Search code examples
pythonpandaspipelinepython-itertoolspython-class

Incremental ID in class returns incorrect ID when multiple instances of the class are used in a pipeline


Trying to add an ID attribute to a class that increments for each instance. Each instance is then passed into a pipeline, which is producing some unexpected results.

A reproducible example looks like the below.

Setting up the classes:

import itertools
import pandas as pd

class Parent:
    id_num = itertools.count()
    def __init__(self):
        ...

class Daughter(Parent):
    def __init__(self):
        self.ID  = next(Parent.id_num)
    
    def add_df(self, df):
        self.df = df
        self.df["ID_Num"] = self.ID


class DF_adder:
    def __init__(self, d1, d2, df):
        self.d1 = d1
        self.d2 = d2
        self.df = df
    
    def add_df(self):
        for daughter in [self.d1, self.d2]:
            print(f"Adding df to {daughter.ID}")
            daughter.add_df(self.df)

df = pd.DataFrame({"a":[1,2,3], "b":[4,5,6]})

Using the classes:

d1 = Daughter()
d2 = Daughter()

Examining the classes:

print(d1.ID)
$ 0
print(d2.ID)
$ 1

Using the Pipeline:

a = DF_adder(d1, d2, df)
a.add_df()

And here is the issue. When viewing the dataframes, the ID_Num column is 1 for all, despite the ID number attribute not changing.
d1.df gives

a b ID_Num
0 1 4 1
1 2 5 1
2 3 6 1

but if I check d1.ID again it still outputs 0. d2.df gives an identical table output and d2.ID gives 1, as expected.

What is causing this behaviour?

I can see that the ID variable is correct in the Daughter object, so I am not sure why it is using the highest ID in all cases in the pipeline.
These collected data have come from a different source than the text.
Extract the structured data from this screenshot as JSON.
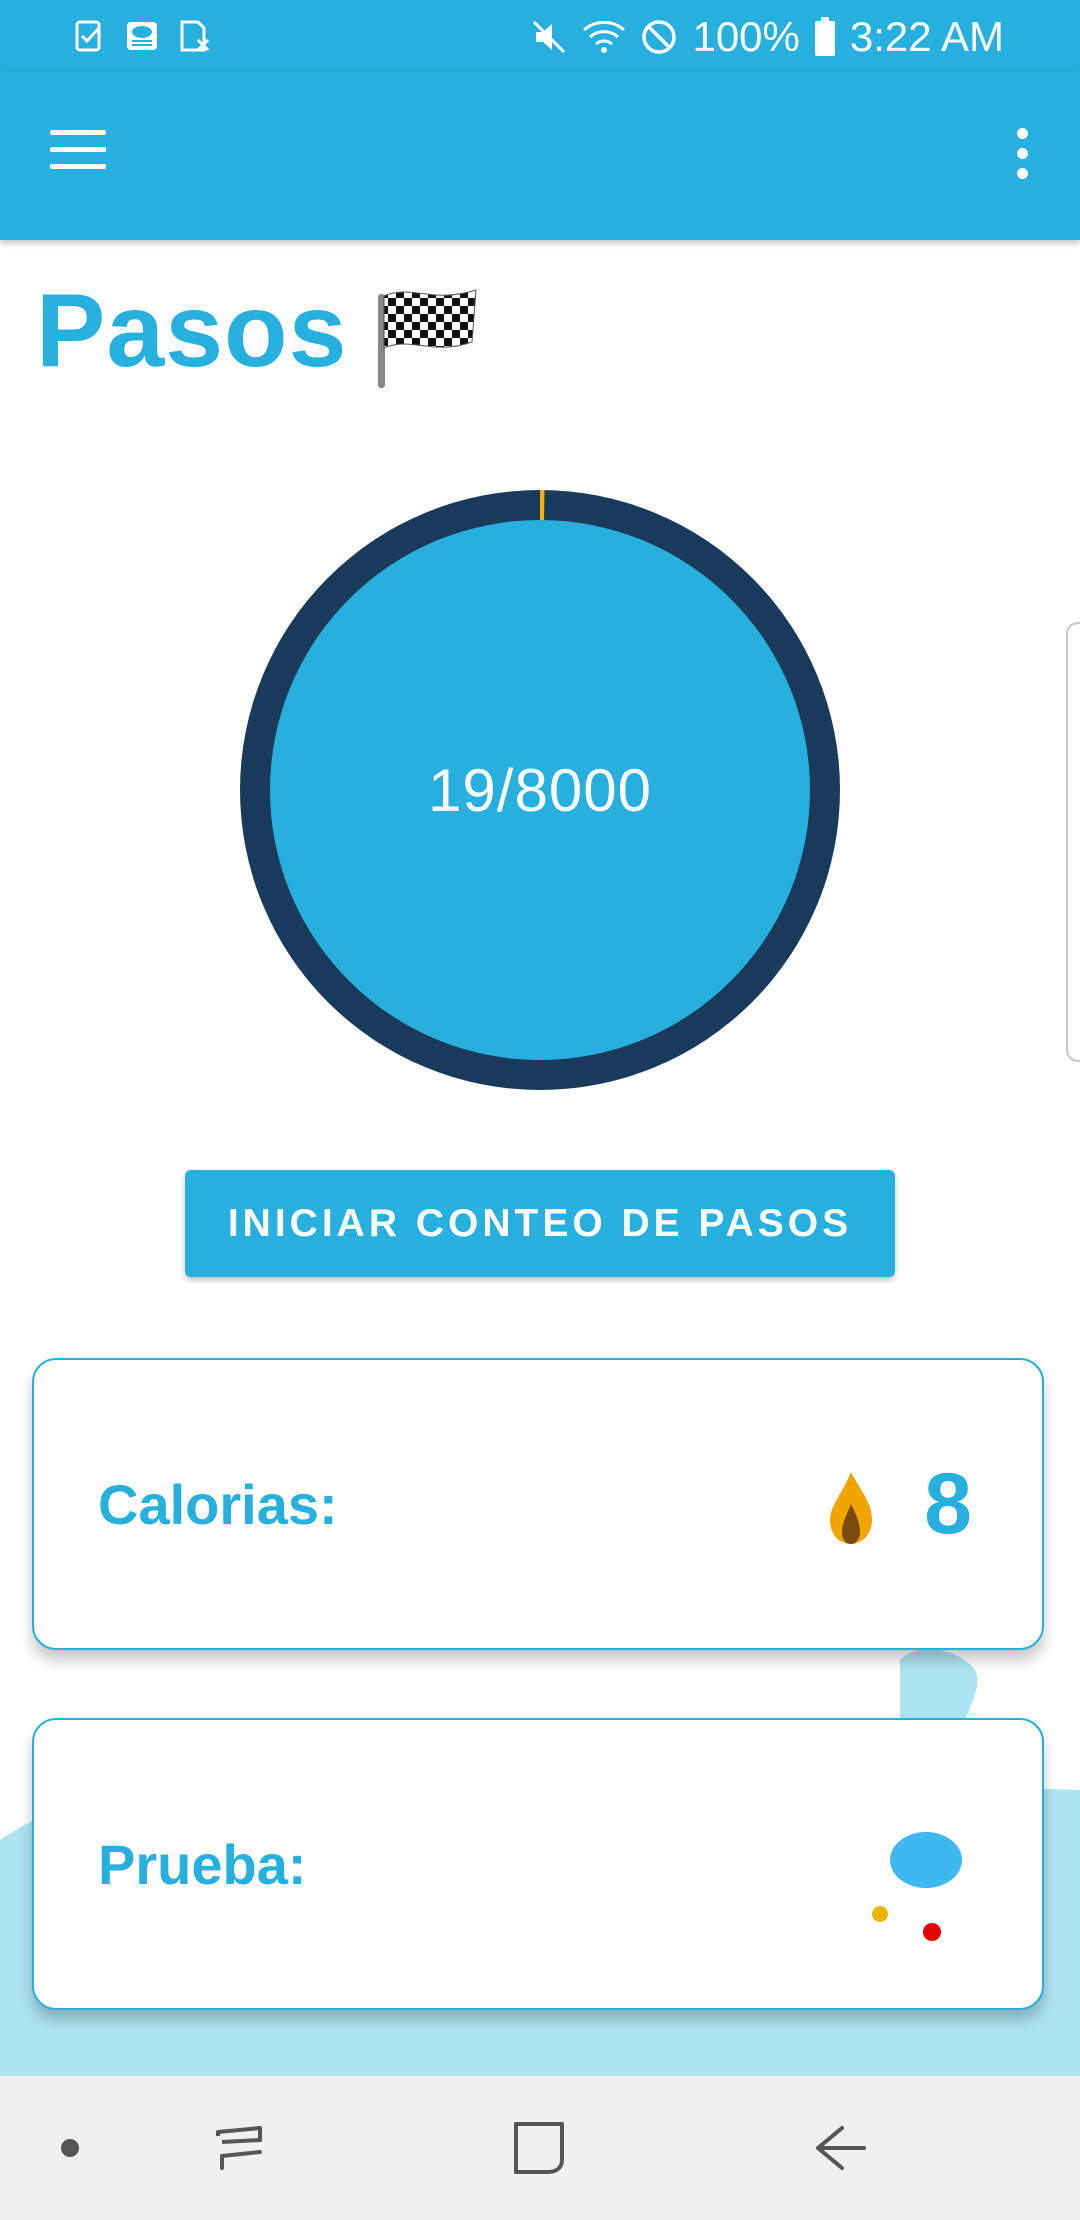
{
  "status_bar": {
    "icons_left": [
      "task-check-icon",
      "weather-test-icon",
      "sim-x-icon"
    ],
    "icons_right": [
      "mute-icon",
      "wifi-icon",
      "do-not-disturb-icon",
      "battery-icon"
    ],
    "battery": "100%",
    "time": "3:22 AM"
  },
  "app_bar": {
    "menu_icon": "hamburger-menu-icon",
    "overflow_icon": "more-vert-icon"
  },
  "page": {
    "title": "Pasos",
    "title_icon": "checkered-flag-icon"
  },
  "progress": {
    "steps": 19,
    "goal": 8000,
    "label": "19/8000",
    "fraction": 0.002375
  },
  "actions": {
    "start_label": "INICIAR CONTEO DE PASOS"
  },
  "cards": {
    "calories": {
      "label": "Calorias:",
      "icon": "flame-icon",
      "value": "8"
    },
    "test": {
      "label": "Prueba:",
      "icon": "drop-dots-icon"
    }
  },
  "nav_bar": {
    "items": [
      "dot-icon",
      "recents-icon",
      "home-icon",
      "back-icon"
    ]
  },
  "colors": {
    "primary": "#27b0dd",
    "ring_dark": "#1a3a5c",
    "accent": "#f0b400",
    "wave": "#aee3f1"
  }
}
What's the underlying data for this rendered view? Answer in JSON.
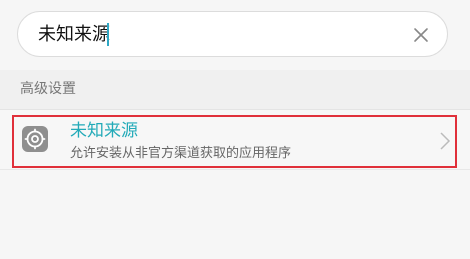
{
  "search": {
    "query": "未知来源",
    "clear_icon": "close-icon"
  },
  "section": {
    "title": "高级设置"
  },
  "result": {
    "icon": "gear-icon",
    "title": "未知来源",
    "subtitle": "允许安装从非官方渠道获取的应用程序",
    "chevron_icon": "chevron-right-icon",
    "highlighted": true
  },
  "colors": {
    "accent": "#22aab8",
    "highlight": "#e0303a",
    "caret": "#2ea7c4"
  }
}
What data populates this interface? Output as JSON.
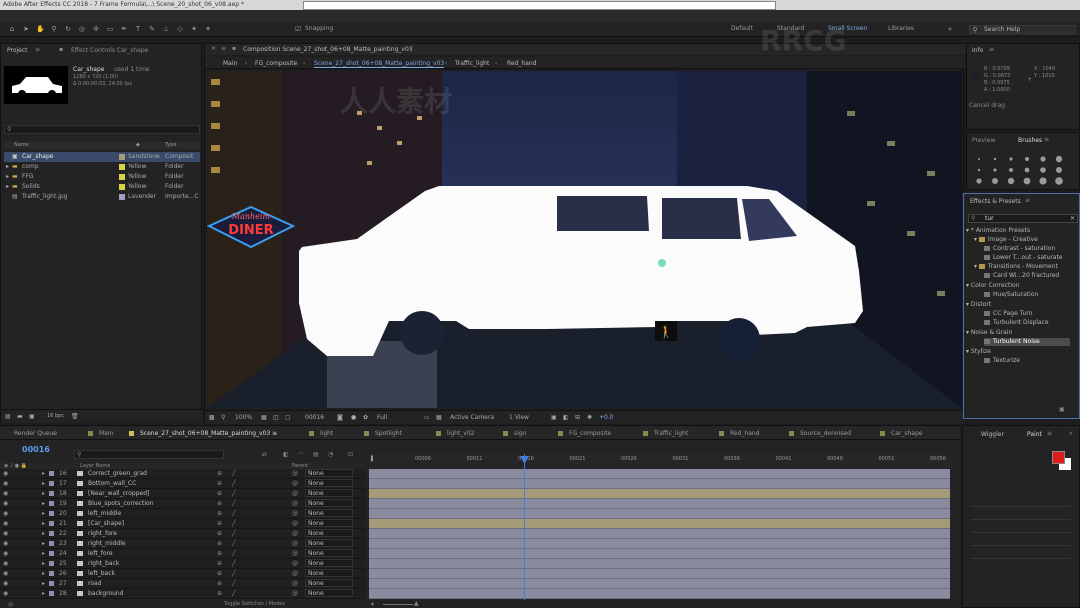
{
  "window": {
    "title": "Adobe After Effects CC 2018 - 7 Frame Formula\\...\\ Scene_20_shot_06_v08.aep *"
  },
  "toolbar": {
    "snapping_label": "Snapping",
    "workspaces": [
      "Default",
      "Standard",
      "Small Screen",
      "Libraries"
    ],
    "search_placeholder": "Search Help"
  },
  "project": {
    "tab_label": "Project",
    "effect_controls_label": "Effect Controls Car_shape",
    "selected": {
      "name": "Car_shape",
      "used": "used 1 time",
      "dims": "1280 x 720 (1.00)",
      "duration": "Δ 0:00:00:03, 24.00 fps"
    },
    "columns": [
      "Name",
      "Type"
    ],
    "items": [
      {
        "name": "Car_shape",
        "label": "Sandstone",
        "type": "Composit",
        "color": "#a59b79"
      },
      {
        "name": "comp",
        "label": "Yellow",
        "type": "Folder",
        "color": "#d6d24a"
      },
      {
        "name": "FFG",
        "label": "Yellow",
        "type": "Folder",
        "color": "#d6d24a"
      },
      {
        "name": "Solids",
        "label": "Yellow",
        "type": "Folder",
        "color": "#d6d24a"
      },
      {
        "name": "Traffic_light.jpg",
        "label": "Lavender",
        "type": "Importe...C",
        "color": "#a89ac6"
      }
    ],
    "bpc": "16 bpc"
  },
  "composition": {
    "tab_label": "Composition Scene_27_shot_06+08_Matte_painting_v03",
    "breadcrumbs": [
      "Main",
      "FG_composite",
      "Scene_27_shot_06+08_Matte_painting_v03",
      "Traffic_light",
      "Red_hand"
    ],
    "footer": {
      "zoom": "100%",
      "time": "00016",
      "resolution": "Full",
      "camera": "Active Camera",
      "view": "1 View",
      "exposure": "+0.0"
    },
    "sign_line1": "Manheim",
    "sign_line2": "DINER"
  },
  "info": {
    "tab_label": "Info",
    "r": "R : 0.0709",
    "g": "G : 0.0673",
    "b": "B : 0.0975",
    "a": "A : 1.0000",
    "x": "X : 1049",
    "y": "Y : 1010",
    "status": "Cancel drag"
  },
  "preview": {
    "tab_label": "Preview",
    "brushes_label": "Brushes"
  },
  "effects": {
    "tab_label": "Effects & Presets",
    "search_value": "tur",
    "items": [
      {
        "label": "* Animation Presets",
        "level": 0
      },
      {
        "label": "Image - Creative",
        "level": 1
      },
      {
        "label": "Contrast - saturation",
        "level": 2
      },
      {
        "label": "Lower T...out - saturate",
        "level": 2
      },
      {
        "label": "Transitions - Movement",
        "level": 1
      },
      {
        "label": "Card Wi...20 fractured",
        "level": 2
      },
      {
        "label": "Color Correction",
        "level": 0
      },
      {
        "label": "Hue/Saturation",
        "level": 1
      },
      {
        "label": "Distort",
        "level": 0
      },
      {
        "label": "CC Page Turn",
        "level": 1
      },
      {
        "label": "Turbulent Displace",
        "level": 1
      },
      {
        "label": "Noise & Grain",
        "level": 0
      },
      {
        "label": "Turbulent Noise",
        "level": 1
      },
      {
        "label": "Stylize",
        "level": 0
      },
      {
        "label": "Texturize",
        "level": 1
      }
    ]
  },
  "timeline": {
    "tabs": [
      "Render Queue",
      "Main",
      "Scene_27_shot_06+08_Matte_painting_v03",
      "light",
      "Spotlight",
      "light_v02",
      "sign",
      "FG_composite",
      "Traffic_light",
      "Red_hand",
      "Source_denoised",
      "Car_shape"
    ],
    "current_time": "00016",
    "columns": {
      "layer_name": "Layer Name",
      "parent": "Parent"
    },
    "ruler": [
      "00006",
      "00011",
      "00016",
      "00021",
      "00026",
      "00031",
      "00036",
      "00041",
      "00046",
      "00051",
      "00056"
    ],
    "layers": [
      {
        "num": "16",
        "name": "Correct_green_grad",
        "parent": "None"
      },
      {
        "num": "17",
        "name": "Bottom_wall_CC",
        "parent": "None"
      },
      {
        "num": "18",
        "name": "[Near_wall_cropped]",
        "parent": "None"
      },
      {
        "num": "19",
        "name": "Blue_spots_correction",
        "parent": "None"
      },
      {
        "num": "20",
        "name": "left_middle",
        "parent": "None"
      },
      {
        "num": "21",
        "name": "[Car_shape]",
        "parent": "None"
      },
      {
        "num": "22",
        "name": "right_fore",
        "parent": "None"
      },
      {
        "num": "23",
        "name": "right_middle",
        "parent": "None"
      },
      {
        "num": "24",
        "name": "left_fore",
        "parent": "None"
      },
      {
        "num": "25",
        "name": "right_back",
        "parent": "None"
      },
      {
        "num": "26",
        "name": "left_back",
        "parent": "None"
      },
      {
        "num": "27",
        "name": "road",
        "parent": "None"
      },
      {
        "num": "28",
        "name": "background",
        "parent": "None"
      }
    ],
    "footer_label": "Toggle Switches / Modes"
  },
  "paint": {
    "wiggler_label": "Wiggler",
    "paint_label": "Paint",
    "fg_color": "#e01b1b",
    "bg_color": "#ffffff"
  },
  "watermark": {
    "text1": "RRCG",
    "text2": "人人素材"
  }
}
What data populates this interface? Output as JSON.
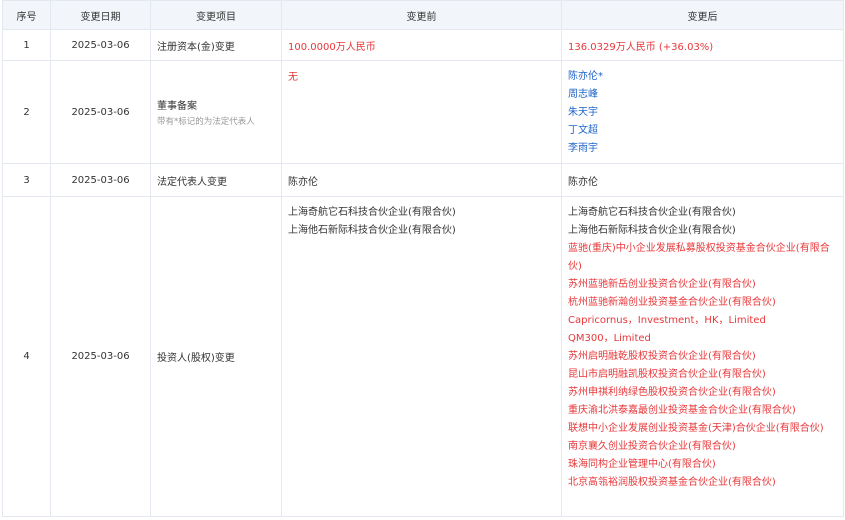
{
  "headers": [
    "序号",
    "变更日期",
    "变更项目",
    "变更前",
    "变更后"
  ],
  "rows": [
    {
      "no": "1",
      "date": "2025-03-06",
      "item": "注册资本(金)变更",
      "before": "100.0000万人民币",
      "after": "136.0329万人民币 (+36.03%)"
    },
    {
      "no": "2",
      "date": "2025-03-06",
      "item": "董事备案",
      "item_note": "带有*标记的为法定代表人",
      "before": "无",
      "after": [
        "陈亦伦*",
        "周志峰",
        "朱天宇",
        "丁文超",
        "李雨宇"
      ]
    },
    {
      "no": "3",
      "date": "2025-03-06",
      "item": "法定代表人变更",
      "before": "陈亦伦",
      "after": "陈亦伦"
    },
    {
      "no": "4",
      "date": "2025-03-06",
      "item": "投资人(股权)变更",
      "before": [
        "上海奇航它石科技合伙企业(有限合伙)",
        "上海他石新际科技合伙企业(有限合伙)"
      ],
      "after_unchanged": [
        "上海奇航它石科技合伙企业(有限合伙)",
        "上海他石新际科技合伙企业(有限合伙)"
      ],
      "after_added": [
        "蓝驰(重庆)中小企业发展私募股权投资基金合伙企业(有限合伙)",
        "苏州蓝驰新岳创业投资合伙企业(有限合伙)",
        "杭州蓝驰新瀚创业投资基金合伙企业(有限合伙)",
        "Capricornus，Investment，HK，Limited",
        "QM300，Limited",
        "苏州启明融乾股权投资合伙企业(有限合伙)",
        "昆山市启明融凯股权投资合伙企业(有限合伙)",
        "苏州申祺利纳绿色股权投资合伙企业(有限合伙)",
        "重庆渝北洪泰嘉最创业投资基金合伙企业(有限合伙)",
        "联想中小企业发展创业投资基金(天津)合伙企业(有限合伙)",
        "南京襄久创业投资合伙企业(有限合伙)",
        "珠海同构企业管理中心(有限合伙)",
        "北京高瓴裕润股权投资基金合伙企业(有限合伙)"
      ]
    }
  ],
  "colors": {
    "header_bg": "#f2f5fa",
    "border": "#e4e8ef",
    "added": "#e8373a",
    "link": "#1f64c9"
  }
}
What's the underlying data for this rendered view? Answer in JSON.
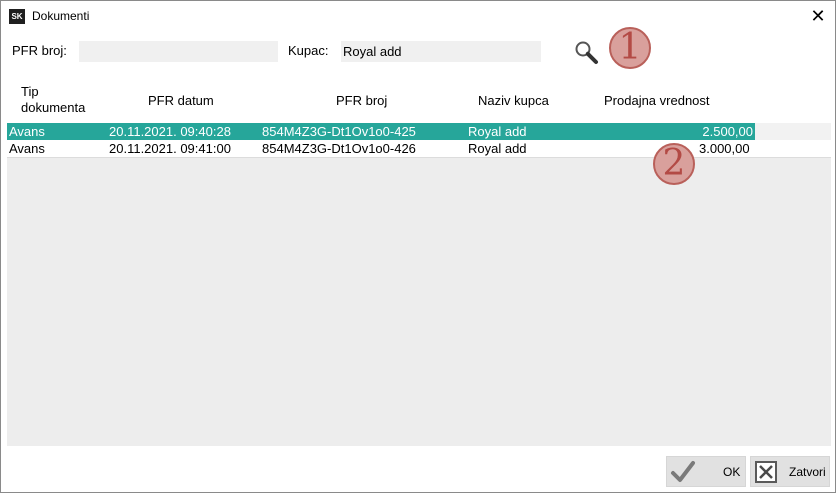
{
  "window": {
    "title": "Dokumenti",
    "icon_text": "SK",
    "close_glyph": "✕"
  },
  "filters": {
    "pfr_label": "PFR broj:",
    "pfr_value": "",
    "kupac_label": "Kupac:",
    "kupac_value": "Royal add"
  },
  "badges": {
    "one": "1",
    "two": "2"
  },
  "table": {
    "columns": [
      "Tip dokumenta",
      "PFR datum",
      "PFR broj",
      "Naziv kupca",
      "Prodajna vrednost"
    ],
    "col_tip_line1": "Tip",
    "col_tip_line2": "dokumenta",
    "rows": [
      {
        "tip": "Avans",
        "datum": "20.11.2021. 09:40:28",
        "broj": "854M4Z3G-Dt1Ov1o0-425",
        "kupac": "Royal add",
        "vrednost": "2.500,00",
        "selected": true
      },
      {
        "tip": "Avans",
        "datum": "20.11.2021. 09:41:00",
        "broj": "854M4Z3G-Dt1Ov1o0-426",
        "kupac": "Royal add",
        "vrednost": "3.000,00",
        "selected": false
      }
    ]
  },
  "buttons": {
    "ok": "OK",
    "close": "Zatvori"
  },
  "colors": {
    "selection": "#26a69a",
    "badge_fill": "#d9a09c",
    "badge_text": "#b34a45"
  }
}
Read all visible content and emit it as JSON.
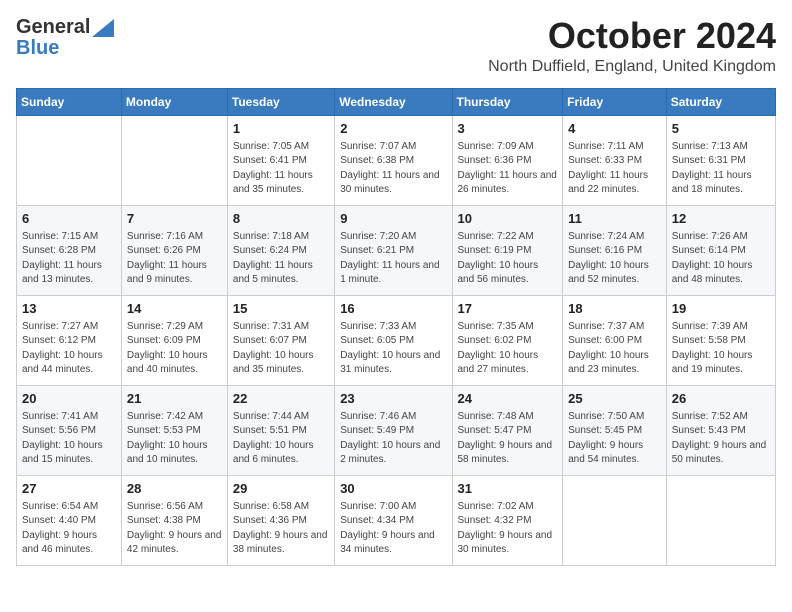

The value is also set correctly if set outside of the pipeline/DF_adder object, so I'm imagining the issue is the scope within the Pipeline class.


Solution

  • Your code is providing the same dataframe to both daughters, meaning that when you're doing self.df["ID_Num"] = self.ID in daughter.add_df(self.df) for d2, it's actually overriding the ID_Num of this dataframe towards which d1 is also pointing.

    A simple fix would be to copy the dataframe when providing it to the Daughter class, so that each daughter stores its own version and can modify it without side effects.
    Just do self.df = df.copy() in your Daughter.add_df method and you'll get the desired behavior.